Rowland noted that Hopkinton has an advantage in that the town does not have as much commercial development as many other similar towns, there is more green space in town, and there is more relatively newer construction that meets later standards and would require less work to improve.
As part of the resolution — which would be a non-binding proposal — appropriate town boards, committees and departments would report their net zero plan to the Select Board by the end of calendar year 2024. Additionally, bylaws would be reviewed to see if there were any changes that could be made to help reduce emissions.
The committee also suggested raising money to establish a “green fund” to help moderate income residents transition to more efficient technology, and suggested exploring options to obtain energy from a cleaner source — rather than Eversource, the town’s current provider.
Eagle Scouts recognized
The board honored three Eagle Scouts and discussed their community projects.

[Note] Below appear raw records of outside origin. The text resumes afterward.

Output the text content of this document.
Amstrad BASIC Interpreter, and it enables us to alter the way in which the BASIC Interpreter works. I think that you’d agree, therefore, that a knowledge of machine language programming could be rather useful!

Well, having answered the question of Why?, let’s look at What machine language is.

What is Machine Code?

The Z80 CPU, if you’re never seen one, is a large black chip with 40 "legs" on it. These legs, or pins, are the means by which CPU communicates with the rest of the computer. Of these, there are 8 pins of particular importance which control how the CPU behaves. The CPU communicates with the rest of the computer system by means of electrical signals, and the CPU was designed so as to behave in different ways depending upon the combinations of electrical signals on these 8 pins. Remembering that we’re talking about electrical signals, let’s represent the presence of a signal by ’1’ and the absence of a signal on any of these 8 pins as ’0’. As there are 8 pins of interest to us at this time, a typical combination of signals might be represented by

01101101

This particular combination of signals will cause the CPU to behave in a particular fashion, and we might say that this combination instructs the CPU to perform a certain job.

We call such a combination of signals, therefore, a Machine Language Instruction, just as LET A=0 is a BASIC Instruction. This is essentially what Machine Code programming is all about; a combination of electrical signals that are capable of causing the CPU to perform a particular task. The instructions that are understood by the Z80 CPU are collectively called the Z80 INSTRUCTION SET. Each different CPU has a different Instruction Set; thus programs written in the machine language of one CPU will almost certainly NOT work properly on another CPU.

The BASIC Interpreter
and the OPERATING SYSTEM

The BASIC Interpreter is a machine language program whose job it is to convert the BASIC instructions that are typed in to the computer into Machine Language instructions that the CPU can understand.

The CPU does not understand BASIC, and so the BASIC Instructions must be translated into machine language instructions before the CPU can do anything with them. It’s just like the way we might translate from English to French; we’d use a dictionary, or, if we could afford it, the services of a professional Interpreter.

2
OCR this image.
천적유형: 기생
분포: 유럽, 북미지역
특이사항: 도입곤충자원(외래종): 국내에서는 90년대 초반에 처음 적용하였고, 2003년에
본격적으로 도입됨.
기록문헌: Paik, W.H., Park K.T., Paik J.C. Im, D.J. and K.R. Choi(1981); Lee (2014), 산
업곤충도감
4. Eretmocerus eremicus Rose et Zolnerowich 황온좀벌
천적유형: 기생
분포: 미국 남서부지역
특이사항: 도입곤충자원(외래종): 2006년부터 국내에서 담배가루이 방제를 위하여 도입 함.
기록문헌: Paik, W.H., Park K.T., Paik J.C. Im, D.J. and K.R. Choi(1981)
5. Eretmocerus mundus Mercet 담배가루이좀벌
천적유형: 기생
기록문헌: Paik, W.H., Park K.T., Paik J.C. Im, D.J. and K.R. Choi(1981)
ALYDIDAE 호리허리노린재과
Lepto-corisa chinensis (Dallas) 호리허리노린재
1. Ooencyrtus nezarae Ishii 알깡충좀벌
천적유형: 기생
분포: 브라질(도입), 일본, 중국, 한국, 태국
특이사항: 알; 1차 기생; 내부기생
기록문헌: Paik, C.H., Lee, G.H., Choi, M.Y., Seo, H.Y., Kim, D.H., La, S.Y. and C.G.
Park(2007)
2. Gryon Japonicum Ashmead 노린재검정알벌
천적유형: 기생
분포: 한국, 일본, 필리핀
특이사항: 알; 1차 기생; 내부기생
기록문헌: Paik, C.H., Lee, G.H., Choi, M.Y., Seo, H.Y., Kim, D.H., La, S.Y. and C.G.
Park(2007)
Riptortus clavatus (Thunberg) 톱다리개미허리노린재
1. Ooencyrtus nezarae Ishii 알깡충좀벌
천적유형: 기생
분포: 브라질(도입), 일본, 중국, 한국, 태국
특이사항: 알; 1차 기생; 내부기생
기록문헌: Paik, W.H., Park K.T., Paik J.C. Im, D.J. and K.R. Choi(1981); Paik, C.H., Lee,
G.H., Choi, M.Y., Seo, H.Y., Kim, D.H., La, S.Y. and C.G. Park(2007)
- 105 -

Kyle Fischesser, working with Hopkinton Little League, constructed warmup pitching mounds and home plate areas on the side of each field at EMC Park that will be ready this spring season.
“I played baseball my whole life and I played in Little League, so this was a great chance for me to be able to give back to them,” Fischesser said.
Chris Holly built a large shelter at the Baypath Humane Society to protect the dogs and allow for more use during the summer and winter seasons and during inclement weather. The shelter replaced a previous one that had fallen into disrepair.
“I was trying to find a project that I was passionate about,” Holly said, noting his family has some dogs.
Dan McCabe refurbished a prayer garden at St. Matthew Parish in Southborough, working with a landscaper to install a new stone wall and new plants.
“Both my brothers had done their Eagle Scout projects there, and I wanted to give back to the church as well,” McCabe said.
Anna Rogers, who has worked for the town for 17 years and had been working as an inspection administrative assistant, was promoted to environmental and inspectional services coordinator in the Land Use, Planning and Permitting Department.
Assistant Town Manager Elaine Lazarus lauded Rogers for her excellent customer service and deep knowledge of the subject matter.
Harrington, Carver mourned
Board members expressed their condolences following the deaths of longtime residents and volunteers Mary Harrington and Doris Carver.
“I learned so much from Mary,” Kramer said of the former Select Board chair. “She always had a driving passion for Hopkinton at the heart of everything that she did.”
Regarding Carver, Kramer said: “I could always count on Doris in particular to keep my thinking straight on any topic. She was very direct and very friendly and very invested and she also had a tremendous fun-loving spirit. She was an amazing contributor to the community.”
Added Mary Jo LaFreniere: “They were wonderful women, great women.”